Is your school planning to clean out the science lab, art room, or maintenance closet? Have you found chemicals you no longer need? Are you unsure of how to properly dispose of outdated, unwanted, unidentified chemicals or waste?
Each year, IDEM receives dozens of calls from schools requesting free disposal of hazardous waste from high schools. Funds are no longer available to provide free disposal and cleanout services. Therefore, schools need to plan appropriately for proper disposal, develop a budget, and consider less hazardous alternatives for certain science labs.
Chemical Management Programs for Schools
IDEM recommends schools develop a chemical management program. A chemical management program will improve your chemical management practices by:
- Removing inappropriate, outdated, unknown and unnecessary chemicals from schools;
- Preventing future chemical mismanagement issues in schools through training, curriculum and policy change, and long-term management solutions; and
- Raising awareness of chemical issues in schools and promoting sustainable solutions.
The U.S. Environmental Protection Agency has a Toolkit for Safe Chemical Management which provides a detailed web-based toolkit on how to develop a chemical management program at your school.
IDEM’s Green Steps for Schools Toolkit also offers helpful information on chemical management including checklists and mini-posters.
The School Chemistry Laboratory Safety Guide from NIOSH provides information on safety do’s and don’ts, proper chemical storage and suggested shelf storage patterns.
Proper Waste Disposal
Wondering what regulations schools must follow when disposing of chemicals?
- U.S. EPA Chemical Management Resource Guide for School Administrators [PDF]
- Indiana Mercury Spill Information and Cleanup Guidance for Schools [DOC]
Greening Labs and Lesson Plans
Updating labs and lesson plans to use less hazardous materials can help eliminate the purchase of chemicals that are expensive to dispose of later. Many schools are already switching to less toxic materials in their labs and lesson plans. Consider these U.S. EPA resources and alternatives.

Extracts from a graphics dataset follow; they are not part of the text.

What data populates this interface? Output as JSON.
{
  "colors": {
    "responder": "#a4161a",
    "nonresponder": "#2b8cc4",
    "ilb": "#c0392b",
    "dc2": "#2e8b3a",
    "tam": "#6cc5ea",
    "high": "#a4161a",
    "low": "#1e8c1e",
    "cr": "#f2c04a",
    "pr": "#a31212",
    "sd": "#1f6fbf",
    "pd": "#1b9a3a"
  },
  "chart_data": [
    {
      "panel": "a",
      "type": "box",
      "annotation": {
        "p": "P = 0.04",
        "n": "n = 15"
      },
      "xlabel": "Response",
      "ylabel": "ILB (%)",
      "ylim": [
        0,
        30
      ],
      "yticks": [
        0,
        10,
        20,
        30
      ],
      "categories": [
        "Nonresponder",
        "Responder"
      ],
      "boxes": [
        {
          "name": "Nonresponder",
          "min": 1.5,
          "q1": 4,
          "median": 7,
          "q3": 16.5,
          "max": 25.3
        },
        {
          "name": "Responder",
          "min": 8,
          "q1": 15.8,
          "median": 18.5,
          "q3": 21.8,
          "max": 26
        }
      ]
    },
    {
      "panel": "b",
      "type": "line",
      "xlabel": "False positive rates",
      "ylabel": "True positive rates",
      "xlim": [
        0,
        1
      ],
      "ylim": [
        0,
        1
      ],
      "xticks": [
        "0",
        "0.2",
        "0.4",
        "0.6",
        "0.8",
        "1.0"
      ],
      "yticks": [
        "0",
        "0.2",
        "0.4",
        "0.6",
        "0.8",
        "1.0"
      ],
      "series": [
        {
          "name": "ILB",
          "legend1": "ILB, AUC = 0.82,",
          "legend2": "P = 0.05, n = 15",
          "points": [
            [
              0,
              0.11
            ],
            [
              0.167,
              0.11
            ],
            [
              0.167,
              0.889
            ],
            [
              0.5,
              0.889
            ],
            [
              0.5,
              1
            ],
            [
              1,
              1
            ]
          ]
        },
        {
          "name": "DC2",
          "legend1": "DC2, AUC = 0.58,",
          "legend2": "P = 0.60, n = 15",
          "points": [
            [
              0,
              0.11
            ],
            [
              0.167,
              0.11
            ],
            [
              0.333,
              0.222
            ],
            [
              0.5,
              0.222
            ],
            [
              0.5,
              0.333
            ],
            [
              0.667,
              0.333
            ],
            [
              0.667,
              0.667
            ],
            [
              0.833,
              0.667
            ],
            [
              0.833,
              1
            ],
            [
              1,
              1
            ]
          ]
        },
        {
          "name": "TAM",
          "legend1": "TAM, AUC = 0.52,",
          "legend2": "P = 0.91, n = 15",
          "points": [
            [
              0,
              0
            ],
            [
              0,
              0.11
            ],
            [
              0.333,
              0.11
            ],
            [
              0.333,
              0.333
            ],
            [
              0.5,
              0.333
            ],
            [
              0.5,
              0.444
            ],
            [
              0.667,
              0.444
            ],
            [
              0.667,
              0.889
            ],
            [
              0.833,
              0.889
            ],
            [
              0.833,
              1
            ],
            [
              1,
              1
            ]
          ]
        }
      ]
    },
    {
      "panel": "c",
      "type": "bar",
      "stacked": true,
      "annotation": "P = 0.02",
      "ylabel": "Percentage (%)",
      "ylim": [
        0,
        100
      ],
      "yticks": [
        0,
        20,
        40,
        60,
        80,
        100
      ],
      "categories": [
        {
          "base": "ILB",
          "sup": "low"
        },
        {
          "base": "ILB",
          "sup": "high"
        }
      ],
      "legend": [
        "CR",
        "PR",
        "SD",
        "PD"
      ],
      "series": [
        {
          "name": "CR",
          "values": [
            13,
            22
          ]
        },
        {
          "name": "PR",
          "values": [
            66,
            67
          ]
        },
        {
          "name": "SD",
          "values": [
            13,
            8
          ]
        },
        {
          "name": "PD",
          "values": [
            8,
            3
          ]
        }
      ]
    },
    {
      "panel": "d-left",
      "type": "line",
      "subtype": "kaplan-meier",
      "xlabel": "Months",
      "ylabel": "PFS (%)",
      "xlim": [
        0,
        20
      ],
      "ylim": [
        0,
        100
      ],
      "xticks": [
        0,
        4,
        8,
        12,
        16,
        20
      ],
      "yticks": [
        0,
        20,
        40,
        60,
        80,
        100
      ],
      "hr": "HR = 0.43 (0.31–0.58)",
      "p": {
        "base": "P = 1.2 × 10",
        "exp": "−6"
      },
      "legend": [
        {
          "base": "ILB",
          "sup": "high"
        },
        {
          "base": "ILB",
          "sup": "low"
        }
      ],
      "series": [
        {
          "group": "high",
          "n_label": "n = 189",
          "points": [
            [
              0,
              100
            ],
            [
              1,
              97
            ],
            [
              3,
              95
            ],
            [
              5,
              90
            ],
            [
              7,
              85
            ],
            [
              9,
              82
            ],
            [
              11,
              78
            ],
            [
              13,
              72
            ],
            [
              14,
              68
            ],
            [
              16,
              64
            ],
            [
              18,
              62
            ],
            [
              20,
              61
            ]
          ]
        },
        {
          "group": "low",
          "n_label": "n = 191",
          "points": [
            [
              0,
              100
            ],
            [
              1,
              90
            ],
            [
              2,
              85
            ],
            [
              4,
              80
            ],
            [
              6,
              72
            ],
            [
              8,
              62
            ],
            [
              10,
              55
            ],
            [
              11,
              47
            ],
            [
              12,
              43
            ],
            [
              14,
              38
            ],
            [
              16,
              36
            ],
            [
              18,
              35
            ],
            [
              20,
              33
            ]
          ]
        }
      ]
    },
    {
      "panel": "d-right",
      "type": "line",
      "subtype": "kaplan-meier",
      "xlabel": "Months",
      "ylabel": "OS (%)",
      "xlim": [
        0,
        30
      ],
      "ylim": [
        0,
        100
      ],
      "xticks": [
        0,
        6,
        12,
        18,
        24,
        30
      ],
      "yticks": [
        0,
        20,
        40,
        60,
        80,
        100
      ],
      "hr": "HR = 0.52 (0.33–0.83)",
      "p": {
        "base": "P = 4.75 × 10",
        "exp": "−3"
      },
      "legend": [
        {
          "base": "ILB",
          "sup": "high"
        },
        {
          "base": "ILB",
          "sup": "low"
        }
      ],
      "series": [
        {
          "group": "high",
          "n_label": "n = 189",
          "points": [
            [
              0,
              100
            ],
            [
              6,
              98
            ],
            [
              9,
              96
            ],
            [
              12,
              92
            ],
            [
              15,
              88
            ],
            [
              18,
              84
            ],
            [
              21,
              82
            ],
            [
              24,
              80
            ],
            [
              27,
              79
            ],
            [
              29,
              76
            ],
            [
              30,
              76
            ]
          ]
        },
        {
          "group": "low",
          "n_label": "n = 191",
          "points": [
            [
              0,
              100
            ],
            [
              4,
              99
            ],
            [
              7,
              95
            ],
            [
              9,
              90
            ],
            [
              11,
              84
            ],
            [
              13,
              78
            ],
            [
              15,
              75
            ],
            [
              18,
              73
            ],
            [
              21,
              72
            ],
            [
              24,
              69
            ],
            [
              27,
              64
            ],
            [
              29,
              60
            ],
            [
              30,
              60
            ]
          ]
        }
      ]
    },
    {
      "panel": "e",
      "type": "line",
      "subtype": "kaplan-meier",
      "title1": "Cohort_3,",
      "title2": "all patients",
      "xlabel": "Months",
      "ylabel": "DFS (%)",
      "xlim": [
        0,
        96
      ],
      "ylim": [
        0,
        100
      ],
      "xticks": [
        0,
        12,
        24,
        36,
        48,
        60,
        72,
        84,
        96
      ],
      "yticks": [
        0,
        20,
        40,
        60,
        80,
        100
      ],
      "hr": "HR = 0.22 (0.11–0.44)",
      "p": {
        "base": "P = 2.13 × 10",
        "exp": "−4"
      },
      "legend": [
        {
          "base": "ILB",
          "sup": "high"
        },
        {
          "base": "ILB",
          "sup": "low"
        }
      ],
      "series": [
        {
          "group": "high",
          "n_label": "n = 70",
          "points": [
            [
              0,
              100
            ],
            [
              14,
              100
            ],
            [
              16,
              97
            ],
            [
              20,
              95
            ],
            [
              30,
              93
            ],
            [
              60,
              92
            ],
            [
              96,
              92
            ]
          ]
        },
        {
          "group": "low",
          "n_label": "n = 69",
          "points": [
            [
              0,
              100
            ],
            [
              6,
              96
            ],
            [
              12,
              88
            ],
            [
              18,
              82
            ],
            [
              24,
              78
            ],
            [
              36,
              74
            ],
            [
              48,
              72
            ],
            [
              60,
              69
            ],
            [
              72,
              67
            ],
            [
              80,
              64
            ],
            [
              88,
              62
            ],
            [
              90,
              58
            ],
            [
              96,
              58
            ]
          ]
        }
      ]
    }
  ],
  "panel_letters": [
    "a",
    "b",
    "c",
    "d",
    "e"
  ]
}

Green Purchasing & Green Cleaning
Schools can reduce toxic chemical usage by implementing a Green Purchasing Policy. These policies encourage techniques to eliminate unused, expired chemicals and require consideration of less toxic chemical choices. Consider the U.S. EPA Environmentally Preferable Purchasing Database for assistance in designing your school’s green purchasing policy.
Many janitors are willing to switch to less toxic cleaning chemicals, but it can be difficult to determine which products truly are safer for staff and students and for the environment. U.S. EPA Safer Choice can help to identify cleaning products which have been assessed by U.S. EPA for their impact on human health and the environment. From cleaners to floor cleaning products to graffiti removers, Safer Choice has a list of products that may help your school.